Buy Bharti Airtel Ltd For Target Rs. 730 - Emkay Global
* All-round good performance
* Q1 was a steady quarter with a 5% qoq rise in EBITDA, outpacing our estimates by 4%, led by better-than-anticipated revenue performance across segments. India wireless margins expanded by 165bps qoq, partially aided by a 4% sequential fall in network opex.
* Sustained improvement in data subs base (60.1% vs. 53.3% in Q1FY21), the highest-ever home broadband subs adds and an increase in FCF generation to Rs47bn were the key positives. The rise in monthly churn for the 3rd consecutive quarter was a negative.
* The increase in net debt can be attributed to deferred spectrum obligations. Capex guidance for FY22 remains unchanged despite higher India spends in Q1. Potential pricing aggression with launch of JioPhone Next in Sept’21 will be a key event to watch out for.
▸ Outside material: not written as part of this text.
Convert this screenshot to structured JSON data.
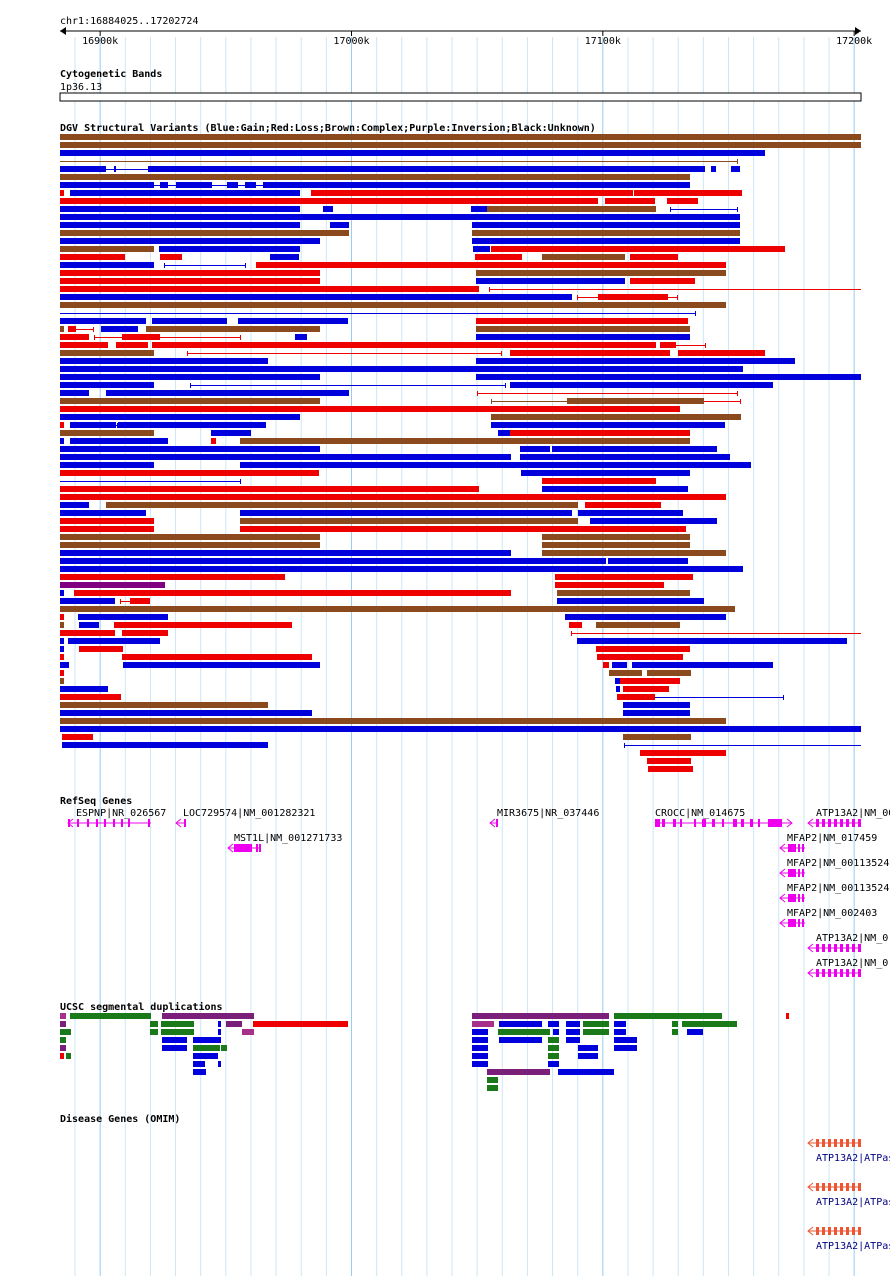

* While the recent tariff hike was a step in the right direction, the same in the mass pre-paid segment continues to be the crucial lever for balance-sheet deleveraging and re-rating. Maintain Buy with a revised SoTP-based TP of Rs730 (roll forward valuation to Sept’23E).
* EBITDA surpasses expectations; data subs base continues to trend upward: Consolidated revenues and EBITDA rose 4.3% and 5.3% qoq, beating our projections by 3% and 4%, respectively. In the wireless segment, India and Africa businesses delivered steady performance, with EBITDA increasing by 5% and 8% qoq, respectively. Margins for the India wireless segment saw a sequential expansion of 165bps, partially aided by a 4% dip in network opex, despite continued site expansion and fuel cost inflation. In the non-wireless segments, DTH was the sole business that saw an uptick in EBITDA, while the enterprise and home broadband segments saw sequential declines of 1% and 3%. RPAT of Rs2.8bn missed our expectations due to higher ETR and interest expenses. Data volumes jumped 17% qoq.
* Outlook: Bharti continues to showcase its strength - even in an otherwise muted quarter - with healthy 4G adds, revenue mix improvement, highest-ever home broadband subscriber adds and healthy FCF generation. Although the recent tariff hike for selected customers is a clear positive, the same in the mass pre-paid segment remains key. Our FY22 estimates already bake in ~15% tariff increase apart from the above-stated changes. Launch of JioPhone Next in Sept’21 will be closely watched out for in terms of pricing aggression strategy. Bharti has a clear advantage to further gain high-quality subscribers in both pre-paid and post-paid categories, considering VIL’s weak financial position. Despite high India capex in Q1, management reiterated its unchanged annual capex guidance of ~Rs241bn for FY22. We maintain our revenue and EBITDA estimates but cut PAT projection on account of higher ETR in Africa operations.
* Key risks: 1) adverse regulatory regime; 2) delay in tariff hikes; 3) currency depreciation in the African market; 4) market share loss in the mobile business; and 5) sooner-than-anticipated 5G capex.